A manic, jazz-drenched, choreographed rise and fall of an empire, fitting for Damien Chazelle’s aptly titled Babylon. A journey of towering ambition and its subsequent collapse, displayed with dazzling bravado as it grabs you by the collar on a whirlwind journey of staggering proportions. Opening with a face full of shit, a urine soaked carpet, mountains of cocaine scattered across crystal tables and naked flesh, copious amounts of alcohol, a layer of stagnant tobacco haze, and bodies purely committed to following the impulsive flow of desire, its madness is only matched by feverishly upbeat and unrelentingly uproarious jazz, playing at a constant frenzy until the last guest has exited the party into the breezy sunrise air. This is the film’s first deep breath – nearly thirty minutes into Chazelle’s three hour epic – as Nellie LaRoy (Margot Robbie), Manny Torres (Diego Calva), and Jack Conrad (Brad Pitt) all stumble out of a night of limitless excess in a daze, a few short hours of rest available before they’re all due on set.

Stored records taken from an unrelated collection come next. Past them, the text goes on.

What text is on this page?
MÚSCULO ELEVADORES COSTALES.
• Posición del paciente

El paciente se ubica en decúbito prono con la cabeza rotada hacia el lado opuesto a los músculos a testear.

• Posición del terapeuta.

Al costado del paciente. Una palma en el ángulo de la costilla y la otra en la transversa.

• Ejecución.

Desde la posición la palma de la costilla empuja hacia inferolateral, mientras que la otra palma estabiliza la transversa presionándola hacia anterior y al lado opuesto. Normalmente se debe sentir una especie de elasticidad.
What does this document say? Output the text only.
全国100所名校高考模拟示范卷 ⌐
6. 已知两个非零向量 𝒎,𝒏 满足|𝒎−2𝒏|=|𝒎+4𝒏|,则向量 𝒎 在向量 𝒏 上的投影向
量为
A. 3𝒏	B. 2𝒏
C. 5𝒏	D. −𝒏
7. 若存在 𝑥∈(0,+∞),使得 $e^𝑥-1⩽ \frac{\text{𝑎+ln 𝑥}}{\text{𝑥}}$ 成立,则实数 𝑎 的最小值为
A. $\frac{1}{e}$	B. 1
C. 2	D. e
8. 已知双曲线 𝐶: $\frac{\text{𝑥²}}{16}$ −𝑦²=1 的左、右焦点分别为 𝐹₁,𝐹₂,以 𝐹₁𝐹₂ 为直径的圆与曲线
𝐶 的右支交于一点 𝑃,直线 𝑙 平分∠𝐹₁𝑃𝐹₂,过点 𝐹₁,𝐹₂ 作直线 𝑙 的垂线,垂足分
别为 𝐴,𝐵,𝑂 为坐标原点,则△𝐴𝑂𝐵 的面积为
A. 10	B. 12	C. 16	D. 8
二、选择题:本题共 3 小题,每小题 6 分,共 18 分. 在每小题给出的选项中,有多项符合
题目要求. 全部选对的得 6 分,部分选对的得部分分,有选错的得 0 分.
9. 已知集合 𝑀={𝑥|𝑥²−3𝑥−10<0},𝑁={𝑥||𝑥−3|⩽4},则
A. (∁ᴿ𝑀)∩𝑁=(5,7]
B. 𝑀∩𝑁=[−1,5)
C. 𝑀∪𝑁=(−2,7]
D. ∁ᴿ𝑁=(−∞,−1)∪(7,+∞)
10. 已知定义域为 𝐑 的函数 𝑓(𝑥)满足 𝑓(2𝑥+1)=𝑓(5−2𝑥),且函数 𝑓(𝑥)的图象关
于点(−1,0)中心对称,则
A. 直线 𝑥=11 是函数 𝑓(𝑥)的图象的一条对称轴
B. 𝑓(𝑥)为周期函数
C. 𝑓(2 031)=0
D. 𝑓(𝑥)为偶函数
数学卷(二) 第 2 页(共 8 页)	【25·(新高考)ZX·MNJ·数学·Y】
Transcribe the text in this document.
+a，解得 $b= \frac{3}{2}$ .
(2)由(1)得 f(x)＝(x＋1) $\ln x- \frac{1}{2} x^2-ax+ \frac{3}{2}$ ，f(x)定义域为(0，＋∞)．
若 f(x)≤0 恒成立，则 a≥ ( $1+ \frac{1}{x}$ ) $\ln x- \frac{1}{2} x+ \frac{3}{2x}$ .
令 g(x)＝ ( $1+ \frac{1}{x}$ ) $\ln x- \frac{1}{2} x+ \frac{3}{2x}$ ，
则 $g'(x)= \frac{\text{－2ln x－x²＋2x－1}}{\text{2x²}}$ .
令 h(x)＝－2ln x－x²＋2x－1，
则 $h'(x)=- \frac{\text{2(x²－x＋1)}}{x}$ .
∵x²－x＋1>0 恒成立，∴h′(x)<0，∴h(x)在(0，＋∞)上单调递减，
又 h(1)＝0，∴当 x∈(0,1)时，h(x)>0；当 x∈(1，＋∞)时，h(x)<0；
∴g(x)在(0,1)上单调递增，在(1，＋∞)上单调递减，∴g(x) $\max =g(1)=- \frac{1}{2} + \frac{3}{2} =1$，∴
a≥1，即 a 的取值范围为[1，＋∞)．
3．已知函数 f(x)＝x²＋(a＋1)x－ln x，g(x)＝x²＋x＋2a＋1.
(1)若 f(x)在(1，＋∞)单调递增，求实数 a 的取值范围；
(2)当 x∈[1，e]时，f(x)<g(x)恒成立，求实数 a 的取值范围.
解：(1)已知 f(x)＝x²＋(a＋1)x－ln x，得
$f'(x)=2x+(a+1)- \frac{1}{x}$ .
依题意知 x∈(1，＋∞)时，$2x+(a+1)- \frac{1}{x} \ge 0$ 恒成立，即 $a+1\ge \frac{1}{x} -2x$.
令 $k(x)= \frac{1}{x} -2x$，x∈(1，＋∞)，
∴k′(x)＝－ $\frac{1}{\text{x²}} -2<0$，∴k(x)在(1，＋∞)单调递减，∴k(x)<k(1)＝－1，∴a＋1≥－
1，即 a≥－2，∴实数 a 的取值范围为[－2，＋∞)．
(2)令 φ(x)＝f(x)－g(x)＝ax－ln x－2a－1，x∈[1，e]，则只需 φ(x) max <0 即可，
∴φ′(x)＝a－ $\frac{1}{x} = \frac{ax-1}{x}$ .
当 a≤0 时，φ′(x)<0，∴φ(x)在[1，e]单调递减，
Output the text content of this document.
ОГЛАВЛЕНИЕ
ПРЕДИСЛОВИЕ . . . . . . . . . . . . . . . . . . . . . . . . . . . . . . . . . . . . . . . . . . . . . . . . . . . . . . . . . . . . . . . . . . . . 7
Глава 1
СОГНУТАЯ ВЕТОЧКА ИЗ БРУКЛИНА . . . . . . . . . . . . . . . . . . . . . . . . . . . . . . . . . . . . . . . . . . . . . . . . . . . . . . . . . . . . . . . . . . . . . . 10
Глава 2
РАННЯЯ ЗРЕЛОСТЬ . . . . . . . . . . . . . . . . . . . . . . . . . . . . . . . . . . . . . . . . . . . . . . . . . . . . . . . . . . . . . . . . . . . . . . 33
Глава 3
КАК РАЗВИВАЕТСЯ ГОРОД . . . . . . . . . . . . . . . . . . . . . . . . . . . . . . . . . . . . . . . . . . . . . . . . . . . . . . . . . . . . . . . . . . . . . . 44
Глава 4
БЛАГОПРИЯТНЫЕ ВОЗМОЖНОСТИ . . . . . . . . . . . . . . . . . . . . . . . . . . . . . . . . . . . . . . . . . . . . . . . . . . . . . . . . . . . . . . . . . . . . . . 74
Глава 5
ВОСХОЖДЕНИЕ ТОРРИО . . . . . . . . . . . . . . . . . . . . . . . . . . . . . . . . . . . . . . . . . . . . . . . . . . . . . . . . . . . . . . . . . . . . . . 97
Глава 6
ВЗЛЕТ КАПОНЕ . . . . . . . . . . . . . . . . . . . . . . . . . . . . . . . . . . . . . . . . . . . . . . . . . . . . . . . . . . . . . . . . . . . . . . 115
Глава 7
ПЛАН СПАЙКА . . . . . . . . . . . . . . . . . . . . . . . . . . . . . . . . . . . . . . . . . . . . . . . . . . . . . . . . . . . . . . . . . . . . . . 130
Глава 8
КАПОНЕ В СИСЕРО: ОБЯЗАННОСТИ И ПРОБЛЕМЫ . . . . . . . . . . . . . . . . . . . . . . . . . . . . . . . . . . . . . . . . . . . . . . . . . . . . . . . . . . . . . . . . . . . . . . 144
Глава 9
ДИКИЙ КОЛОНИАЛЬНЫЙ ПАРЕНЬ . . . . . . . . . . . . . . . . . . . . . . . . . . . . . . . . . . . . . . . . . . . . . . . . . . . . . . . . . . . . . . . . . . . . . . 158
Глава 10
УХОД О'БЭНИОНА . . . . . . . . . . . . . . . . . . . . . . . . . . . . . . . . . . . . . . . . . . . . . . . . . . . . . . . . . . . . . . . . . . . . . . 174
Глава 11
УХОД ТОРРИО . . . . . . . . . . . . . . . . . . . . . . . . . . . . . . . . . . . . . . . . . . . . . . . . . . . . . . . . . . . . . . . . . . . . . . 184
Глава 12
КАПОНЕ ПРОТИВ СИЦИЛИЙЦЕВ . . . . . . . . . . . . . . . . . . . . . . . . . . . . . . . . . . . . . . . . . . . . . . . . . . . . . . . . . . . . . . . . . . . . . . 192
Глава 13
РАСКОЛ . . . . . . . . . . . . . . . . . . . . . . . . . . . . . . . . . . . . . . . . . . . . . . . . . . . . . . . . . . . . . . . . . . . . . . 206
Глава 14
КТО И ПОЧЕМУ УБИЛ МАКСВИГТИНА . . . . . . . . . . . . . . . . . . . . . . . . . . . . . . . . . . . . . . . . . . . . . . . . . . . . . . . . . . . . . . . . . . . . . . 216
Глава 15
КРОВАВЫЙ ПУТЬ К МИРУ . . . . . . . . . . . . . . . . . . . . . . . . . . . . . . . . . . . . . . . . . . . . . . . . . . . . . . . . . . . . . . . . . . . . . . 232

Chazelle may be just as enthralled with those gratuitous nights as his characters, but there is a tangibly vigorous obsession with the days, an insatiable hunger to capture the raw energy and captivating allure of making a movie, every moving part flowing in unison, mad machinations intersecting and interlinking as everything comes together in an unrelenting flurry of chaos to commit a few magic moments to celluloid. Everything about it seems impossible, the way it’s all woven together so seamlessly, how effervescently light it is as it continues to sail upward towards its empyrean dreams, the most effortless landing on a wispy cloud as it slots its dailies onto the projector, sun-scorched crew members cheering with the energy of their success.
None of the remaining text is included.